Before we set off tomorrow for a firsthand look, let’s examine a few data points and anecdotes for some clues.
Inflation is currently roaring in China:
- Consumer prices rose 2.8% year over year in April – their fastest pace in 18 months
- Producer prices rose a staggering 6.8%
- Housing prices rose 12.8% – their highest since records began five years ago.
The housing numbers are even more astounding when you consider Beijing’s attempt to slam the brakes midmonth.
Among the measures taken: A demand for higher down payments, and a ban on lending for the purchase of third homes (!)
Sure enough, it put a lid on home sales month over month…
But it did absolutely nothing to put a lid on prices.
Something’s got to give. Either interest rates have to rise, the yuan allowed to float or both. But when that happens is anyone’s guess.
So what does an upwardly mobile Chinese citizen do with his money when inflation is raging and housing prices lead the way?

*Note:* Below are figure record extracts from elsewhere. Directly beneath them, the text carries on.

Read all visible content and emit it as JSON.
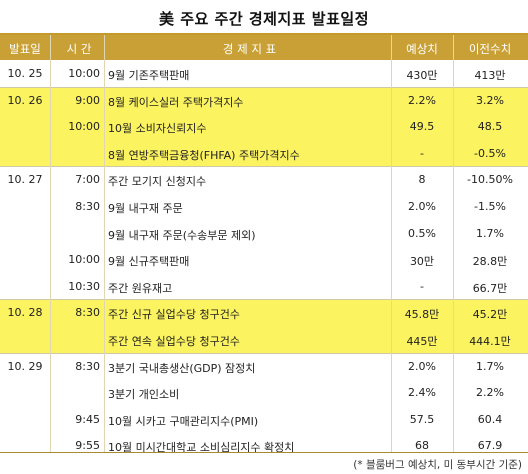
{
  "title": "美 주요 주간 경제지표 발표일정",
  "headers": {
    "date": "발표일",
    "time": "시 간",
    "name": "경 제 지 표",
    "expected": "예상치",
    "previous": "이전수치"
  },
  "rows": [
    {
      "date": "10. 25",
      "time": "10:00",
      "name": "9월 기존주택판매",
      "expected": "430만",
      "previous": "413만"
    },
    {
      "date": "10. 26",
      "time": "9:00",
      "name": "8월 케이스실러 주택가격지수",
      "expected": "2.2%",
      "previous": "3.2%"
    },
    {
      "date": "",
      "time": "10:00",
      "name": "10월 소비자신뢰지수",
      "expected": "49.5",
      "previous": "48.5"
    },
    {
      "date": "",
      "time": "",
      "name": "8월 연방주택금융청(FHFA) 주택가격지수",
      "expected": "-",
      "previous": "-0.5%"
    },
    {
      "date": "10. 27",
      "time": "7:00",
      "name": "주간 모기지 신청지수",
      "expected": "8",
      "previous": "-10.50%"
    },
    {
      "date": "",
      "time": "8:30",
      "name": "9월 내구재 주문",
      "expected": "2.0%",
      "previous": "-1.5%"
    },
    {
      "date": "",
      "time": "",
      "name": "9월 내구재 주문(수송부문 제외)",
      "expected": "0.5%",
      "previous": "1.7%"
    },
    {
      "date": "",
      "time": "10:00",
      "name": "9월 신규주택판매",
      "expected": "30만",
      "previous": "28.8만"
    },
    {
      "date": "",
      "time": "10:30",
      "name": "주간 원유재고",
      "expected": "-",
      "previous": "66.7만"
    },
    {
      "date": "10. 28",
      "time": "8:30",
      "name": "주간 신규 실업수당 청구건수",
      "expected": "45.8만",
      "previous": "45.2만"
    },
    {
      "date": "",
      "time": "",
      "name": "주간 연속 실업수당 청구건수",
      "expected": "445만",
      "previous": "444.1만"
    },
    {
      "date": "10. 29",
      "time": "8:30",
      "name": "3분기 국내총생산(GDP) 잠정치",
      "expected": "2.0%",
      "previous": "1.7%"
    },
    {
      "date": "",
      "time": "",
      "name": "3분기 개인소비",
      "expected": "2.4%",
      "previous": "2.2%"
    },
    {
      "date": "",
      "time": "9:45",
      "name": "10월 시카고 구매관리지수(PMI)",
      "expected": "57.5",
      "previous": "60.4"
    },
    {
      "date": "",
      "time": "9:55",
      "name": "10월 미시간대학교 소비심리지수 확정치",
      "expected": "68",
      "previous": "67.9"
    }
  ],
  "footnote": "(* 블룸버그 예상치, 미 동부시간 기준)",
  "colors": {
    "header_bg": "#c9a035",
    "header_text": "#ffffff",
    "highlight_bg": "#fbf35f",
    "row_bg": "#ffffff"
  }
}
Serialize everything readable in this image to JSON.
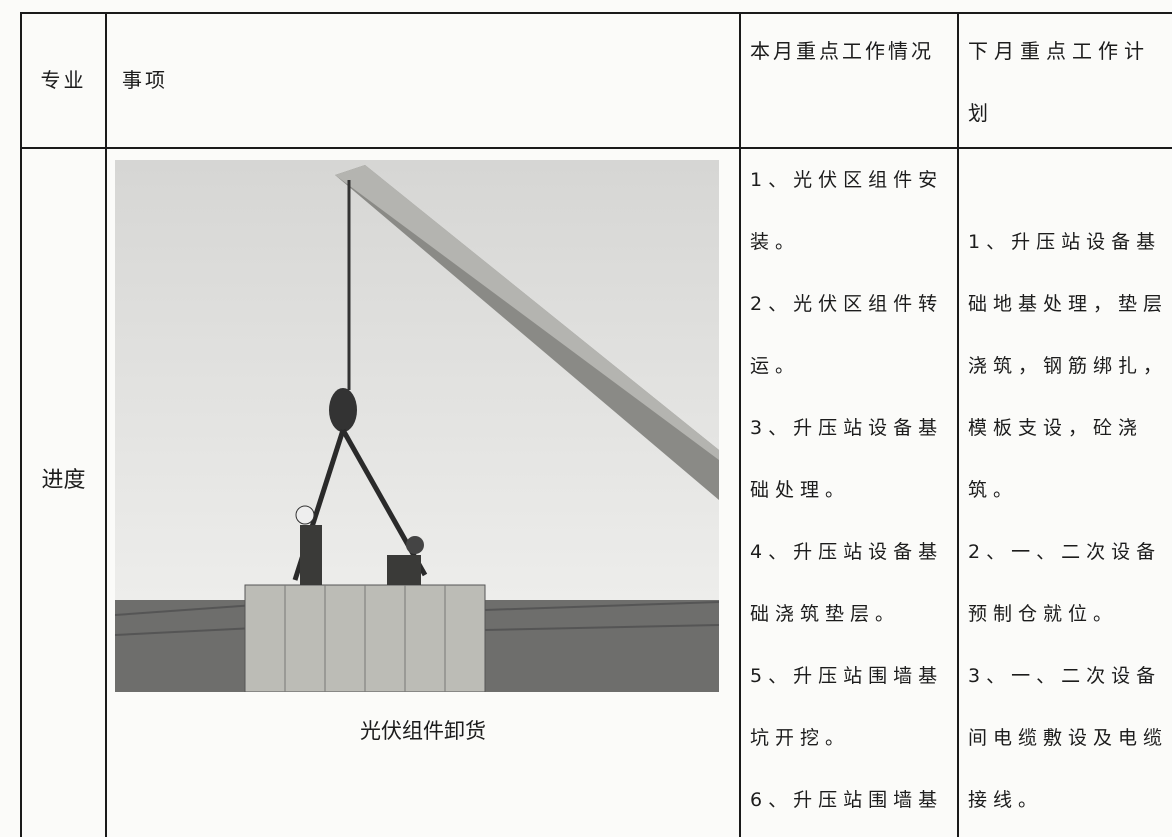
{
  "table": {
    "header": [
      "专业",
      "事项",
      "本月重点工作情况",
      "下月重点工作计划"
    ],
    "row": {
      "category": "进度",
      "photo_caption": "光伏组件卸货",
      "this_month": [
        "1、光伏区组件安装。",
        "2、光伏区组件转运。",
        "3、升压站设备基础处理。",
        "4、升压站设备基础浇筑垫层。",
        "5、升压站围墙基坑开挖。",
        "6、升压站围墙基"
      ],
      "next_month": [
        "1、升压站设备基础地基处理，垫层浇筑，钢筋绑扎，模板支设，砼浇筑。",
        "2、一、二次设备预制仓就位。",
        "3、一、二次设备间电缆敷设及电缆接线。"
      ]
    }
  }
}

Bloomberg News shares the story this week of Pan Weitang, a 27-year-old accountant in Shanghai with $59,000 in savings. (Yes, you read that right. And that’s not atypical.) Chinese law pretty much limits her to three options on where to put her money:
- A bank account in which interest can’t keep up with inflation
- Property which is increasingly beyond reach
- Domestic stocks.
You get one guess about which she’s doing now. And she’s definitely not alone. So even though the Chinese market in Shanghai entered an official bear market earlier this week – it’s down 20% from last November – a new flood of middle-class savers are “buying the dip.”
“It becomes a question of who’s the least ugly girl at the fair,” Victoria Mio told Bloomberg. Mio is a Hong Kong-based senior fund manager at Robeco Group. Robeco is forecasting a second-half rebound. JPMorgan Chase expects Chinese stocks to rally more than 40% this year.
Our friend and potential partner in Beijing is eagerly awaiting pending legislation that will allow mainland Chinese to invest overseas. But for now, it looks like the official line is to keep those savings at home.